Ich stehe mitten in einem Birkenwald in Sibirien, nicht weit von Irkutsk am Baikalsee. Es ist Sommer. Der Birkenwald ist viel heller als unsere mitteleuropäischen Wälder, sonnig bis zu den Füssen. Ich bin allein. Ich war noch nie hier.
Meine Kollegen, mit denen ich diese Russlandreise mache, sind alle in Irkutsk geblieben und hatten keine Lust auf einen Spaziergang. Aus Irkutsk hinaus führte eine unbefestigte Strasse zu ein paar Holzhäuschen, bunt bemalt, hellblau, hellgrün, gelb, putzig, ob bewohnt oder nicht, ist schwierig zu sagen. Niemand zu sehen. Keine Wäsche im Wind. Hinter den Häuschen beginnt der Wald. Ein Trampelpfad führt hinein. Er verliert sich nach wenigen hundert Metern. Immerhin fällt die Orientierung leicht: Ich habe Sonne und den ältesten und tiefsten See der Welt im Rücken. Ich gehe weiter. Hier ist einfach niemand und ob hier jemals oder wann zum letzten Mal einer war, ich weiss es nicht. Kein gefällter Baum, kein Stumpf, keine Spuren menschlichen Tuns.

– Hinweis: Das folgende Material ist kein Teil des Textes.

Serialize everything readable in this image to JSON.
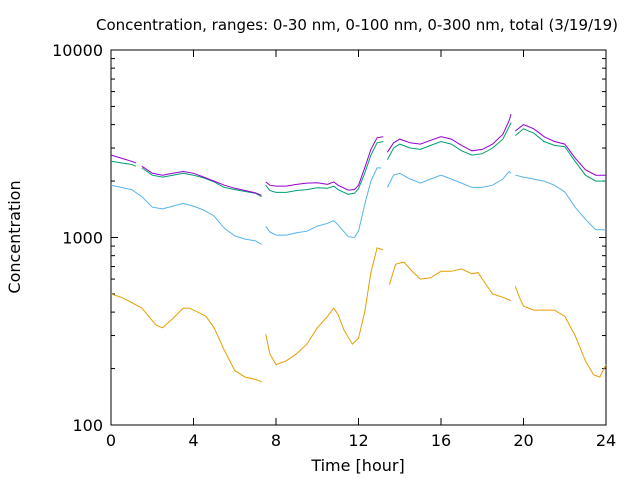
{
  "chart_data": {
    "type": "line",
    "title": "Concentration, ranges: 0-30 nm, 0-100 nm, 0-300 nm, total (3/19/19)",
    "xlabel": "Time [hour]",
    "ylabel": "Concentration",
    "xlim": [
      0,
      24
    ],
    "ylim": [
      100,
      10000
    ],
    "yscale": "log",
    "grid": false,
    "x_ticks": [
      0,
      4,
      8,
      12,
      16,
      20,
      24
    ],
    "x_tick_labels": [
      "0",
      "4",
      "8",
      "12",
      "16",
      "20",
      "24"
    ],
    "y_ticks": [
      100,
      1000,
      10000
    ],
    "y_tick_labels": [
      "100",
      "1000",
      "10000"
    ],
    "series": [
      {
        "color": "#e69f00",
        "segments": [
          [
            [
              0,
              500
            ],
            [
              0.5,
              480
            ],
            [
              1,
              450
            ],
            [
              1.5,
              420
            ],
            [
              2,
              360
            ],
            [
              2.2,
              340
            ],
            [
              2.5,
              330
            ],
            [
              3,
              370
            ],
            [
              3.5,
              420
            ],
            [
              3.8,
              420
            ],
            [
              4.2,
              400
            ],
            [
              4.6,
              380
            ],
            [
              5,
              330
            ],
            [
              5.5,
              250
            ],
            [
              6,
              195
            ],
            [
              6.5,
              180
            ],
            [
              7,
              175
            ],
            [
              7.3,
              170
            ]
          ],
          [
            [
              7.5,
              305
            ],
            [
              7.7,
              240
            ],
            [
              8,
              210
            ],
            [
              8.5,
              220
            ],
            [
              9,
              240
            ],
            [
              9.5,
              270
            ],
            [
              10,
              330
            ],
            [
              10.5,
              380
            ],
            [
              10.8,
              420
            ],
            [
              11,
              390
            ],
            [
              11.3,
              320
            ],
            [
              11.7,
              270
            ],
            [
              12,
              290
            ],
            [
              12.3,
              400
            ],
            [
              12.6,
              650
            ],
            [
              12.9,
              880
            ],
            [
              13.2,
              860
            ]
          ],
          [
            [
              13.5,
              560
            ],
            [
              13.8,
              720
            ],
            [
              14.2,
              740
            ],
            [
              14.6,
              660
            ],
            [
              15,
              600
            ],
            [
              15.5,
              610
            ],
            [
              16,
              660
            ],
            [
              16.5,
              660
            ],
            [
              17,
              680
            ],
            [
              17.5,
              640
            ],
            [
              17.8,
              650
            ],
            [
              18,
              600
            ],
            [
              18.5,
              500
            ],
            [
              19,
              480
            ],
            [
              19.4,
              460
            ]
          ],
          [
            [
              19.6,
              550
            ],
            [
              19.8,
              480
            ],
            [
              20,
              430
            ],
            [
              20.5,
              410
            ],
            [
              21.5,
              410
            ],
            [
              22,
              380
            ],
            [
              22.5,
              300
            ],
            [
              23,
              220
            ],
            [
              23.4,
              185
            ],
            [
              23.7,
              180
            ],
            [
              24,
              210
            ]
          ]
        ]
      },
      {
        "color": "#56b4e9",
        "segments": [
          [
            [
              0,
              1900
            ],
            [
              0.5,
              1850
            ],
            [
              1,
              1800
            ],
            [
              1.5,
              1650
            ],
            [
              2,
              1450
            ],
            [
              2.5,
              1420
            ],
            [
              3,
              1470
            ],
            [
              3.5,
              1520
            ],
            [
              4,
              1470
            ],
            [
              4.5,
              1400
            ],
            [
              5,
              1300
            ],
            [
              5.5,
              1120
            ],
            [
              6,
              1020
            ],
            [
              6.5,
              980
            ],
            [
              7,
              960
            ],
            [
              7.3,
              920
            ]
          ],
          [
            [
              7.5,
              1150
            ],
            [
              7.7,
              1070
            ],
            [
              8,
              1030
            ],
            [
              8.5,
              1030
            ],
            [
              9,
              1060
            ],
            [
              9.5,
              1080
            ],
            [
              10,
              1150
            ],
            [
              10.5,
              1190
            ],
            [
              10.8,
              1230
            ],
            [
              11,
              1170
            ],
            [
              11.5,
              1010
            ],
            [
              11.8,
              1000
            ],
            [
              12,
              1080
            ],
            [
              12.3,
              1500
            ],
            [
              12.6,
              2000
            ],
            [
              12.9,
              2350
            ],
            [
              13.1,
              2350
            ]
          ],
          [
            [
              13.4,
              1850
            ],
            [
              13.7,
              2150
            ],
            [
              14,
              2200
            ],
            [
              14.5,
              2050
            ],
            [
              15,
              1950
            ],
            [
              15.5,
              2050
            ],
            [
              16,
              2150
            ],
            [
              16.5,
              2050
            ],
            [
              17,
              1950
            ],
            [
              17.5,
              1850
            ],
            [
              18,
              1850
            ],
            [
              18.5,
              1900
            ],
            [
              19,
              2050
            ],
            [
              19.3,
              2250
            ],
            [
              19.4,
              2200
            ]
          ],
          [
            [
              19.6,
              2150
            ],
            [
              20,
              2100
            ],
            [
              21,
              2000
            ],
            [
              21.5,
              1900
            ],
            [
              22,
              1750
            ],
            [
              22.5,
              1450
            ],
            [
              23,
              1250
            ],
            [
              23.5,
              1100
            ],
            [
              24,
              1100
            ]
          ]
        ]
      },
      {
        "color": "#009e73",
        "segments": [
          [
            [
              0,
              2550
            ],
            [
              0.5,
              2500
            ],
            [
              1,
              2450
            ],
            [
              1.2,
              2400
            ]
          ],
          [
            [
              1.5,
              2350
            ],
            [
              2,
              2150
            ],
            [
              2.5,
              2100
            ],
            [
              3,
              2150
            ],
            [
              3.5,
              2200
            ],
            [
              4,
              2150
            ],
            [
              4.5,
              2080
            ],
            [
              5,
              1980
            ],
            [
              5.5,
              1850
            ],
            [
              6,
              1800
            ],
            [
              6.5,
              1760
            ],
            [
              7,
              1720
            ],
            [
              7.3,
              1650
            ]
          ],
          [
            [
              7.5,
              1900
            ],
            [
              7.7,
              1780
            ],
            [
              8,
              1740
            ],
            [
              8.5,
              1740
            ],
            [
              9,
              1780
            ],
            [
              9.5,
              1800
            ],
            [
              10,
              1840
            ],
            [
              10.5,
              1830
            ],
            [
              10.8,
              1880
            ],
            [
              11,
              1800
            ],
            [
              11.5,
              1700
            ],
            [
              11.8,
              1720
            ],
            [
              12,
              1820
            ],
            [
              12.3,
              2200
            ],
            [
              12.6,
              2750
            ],
            [
              12.9,
              3200
            ],
            [
              13.2,
              3250
            ]
          ],
          [
            [
              13.4,
              2600
            ],
            [
              13.7,
              3000
            ],
            [
              14,
              3150
            ],
            [
              14.5,
              3000
            ],
            [
              15,
              2950
            ],
            [
              15.5,
              3100
            ],
            [
              16,
              3250
            ],
            [
              16.5,
              3150
            ],
            [
              17,
              2900
            ],
            [
              17.5,
              2750
            ],
            [
              18,
              2800
            ],
            [
              18.5,
              3000
            ],
            [
              19,
              3350
            ],
            [
              19.3,
              3900
            ],
            [
              19.4,
              4100
            ]
          ],
          [
            [
              19.6,
              3500
            ],
            [
              20,
              3800
            ],
            [
              20.5,
              3600
            ],
            [
              21,
              3250
            ],
            [
              21.5,
              3100
            ],
            [
              22,
              3050
            ],
            [
              22.5,
              2550
            ],
            [
              23,
              2150
            ],
            [
              23.5,
              2000
            ],
            [
              24,
              2000
            ]
          ]
        ]
      },
      {
        "color": "#9400d3",
        "segments": [
          [
            [
              0,
              2750
            ],
            [
              0.5,
              2650
            ],
            [
              1,
              2550
            ],
            [
              1.2,
              2500
            ]
          ],
          [
            [
              1.5,
              2400
            ],
            [
              2,
              2200
            ],
            [
              2.5,
              2150
            ],
            [
              3,
              2200
            ],
            [
              3.5,
              2250
            ],
            [
              4,
              2200
            ],
            [
              4.5,
              2100
            ],
            [
              5,
              2000
            ],
            [
              5.5,
              1900
            ],
            [
              6,
              1830
            ],
            [
              6.5,
              1780
            ],
            [
              7,
              1730
            ],
            [
              7.3,
              1680
            ]
          ],
          [
            [
              7.5,
              1980
            ],
            [
              7.7,
              1900
            ],
            [
              8,
              1880
            ],
            [
              8.5,
              1880
            ],
            [
              9,
              1920
            ],
            [
              9.5,
              1950
            ],
            [
              10,
              1960
            ],
            [
              10.5,
              1920
            ],
            [
              10.8,
              1980
            ],
            [
              11,
              1900
            ],
            [
              11.5,
              1790
            ],
            [
              11.8,
              1800
            ],
            [
              12,
              1900
            ],
            [
              12.3,
              2350
            ],
            [
              12.6,
              2950
            ],
            [
              12.9,
              3400
            ],
            [
              13.2,
              3450
            ]
          ],
          [
            [
              13.4,
              2850
            ],
            [
              13.7,
              3200
            ],
            [
              14,
              3350
            ],
            [
              14.5,
              3200
            ],
            [
              15,
              3150
            ],
            [
              15.5,
              3300
            ],
            [
              16,
              3450
            ],
            [
              16.5,
              3350
            ],
            [
              17,
              3100
            ],
            [
              17.5,
              2900
            ],
            [
              18,
              2950
            ],
            [
              18.5,
              3150
            ],
            [
              19,
              3550
            ],
            [
              19.3,
              4200
            ],
            [
              19.4,
              4550
            ]
          ],
          [
            [
              19.6,
              3700
            ],
            [
              20,
              4000
            ],
            [
              20.5,
              3800
            ],
            [
              21,
              3450
            ],
            [
              21.5,
              3250
            ],
            [
              22,
              3150
            ],
            [
              22.5,
              2650
            ],
            [
              23,
              2300
            ],
            [
              23.5,
              2150
            ],
            [
              24,
              2150
            ]
          ]
        ]
      }
    ]
  }
}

Die Sonne blinzelt freundlich. Es ist nicht heiss, aber angenehm warm. Ich beginne zu hören – Vogelstimmen, Windstimmen, Baum- und Blätterstimmen. Ich beginne zu riechen, würziger Duft von Birkenrinde, der markige Geruch eines grösseren Tieres, eines Fuchses vielleicht, was weiss ich schon von den Tieren hier? Dann höre ich ein Rascheln von herumgeschobenen Blättern. Ich bleibe stehen und versuche herauszufinden, woher es kommt. Es ist ganz nah, nur wenige Meter von mir entfernt. Jetzt sehe ich, wie sich ein paar Blätter bewegen und wie die Blüten des Heidekrauts erzittern. Auf dem Waldboden krabbelt mir etwas entgegen. Ist es eine Schlange, eine Maus? Ich bewege mich nicht mehr. Jetzt sehe ich ihn, noch zwei Meter von mir entfernt. Es ist keine Maus und auch keine Ratte, sondern ein Hamster.
Aus Büchern weiss ich wie ein Feldhamster aussieht. So einer kommt jetzt auf mich zu und tut so, als ob ich ein Baum wäre oder sonst was, das hierhergehört. Er schnüffelt vor sich her und scheint meinen Geruch zu mögen. Jedenfalls schnüffelt er sich direkt bis an meine Füsse. Er riecht an meinen Schuhen! Er stupst mit seiner Nase gegen meine Zehen. Er hat keine Angst. Er spaziert um mich herum und ich schaue ihm dabei zu, bleibe ganz ruhig stehen, als sei ich hier verwurzelt und fühle mich plötzlich auch so. Als ob ich schon immer hierhergehört hätte. Als ob ich ganz selbstverständlich Teil dieses Birkenwaldes wäre. Und in diesem Moment bin ich das auch. Da zu meinen Füssen wuselt ein lebendiges, wildes Tier, das neugierig auf mich ist, keine Furcht zeigt, mich hier annimmt, so wie ich bin. Und ich stehe da in Harmonie mit mir und der Natur um mich herum. „So muss das alles wohl einmal gedacht gewesen sein“, geht es mir durch den Kopf. Mensch und Tier friedlich und ohne Furcht zusammen. Franz von Assisi kommt mir in den Sinn. Ich habe viel über ihn gelesen. Er konnte mit den Tieren sprechen. Plötzlich scheint mir das gar nicht so weit hergeholt zu sein.
Nach einigen wenigen Minuten geht der Hamster seines Weges. Ohne zu rennen oder zu fliehen folgt er seiner Nase und verschwindet. Ich bleibe noch ein bisschen stehen, geniesse diesen Frieden und diese Ruhe in mir und um mich herum. Dann gehe auch ich.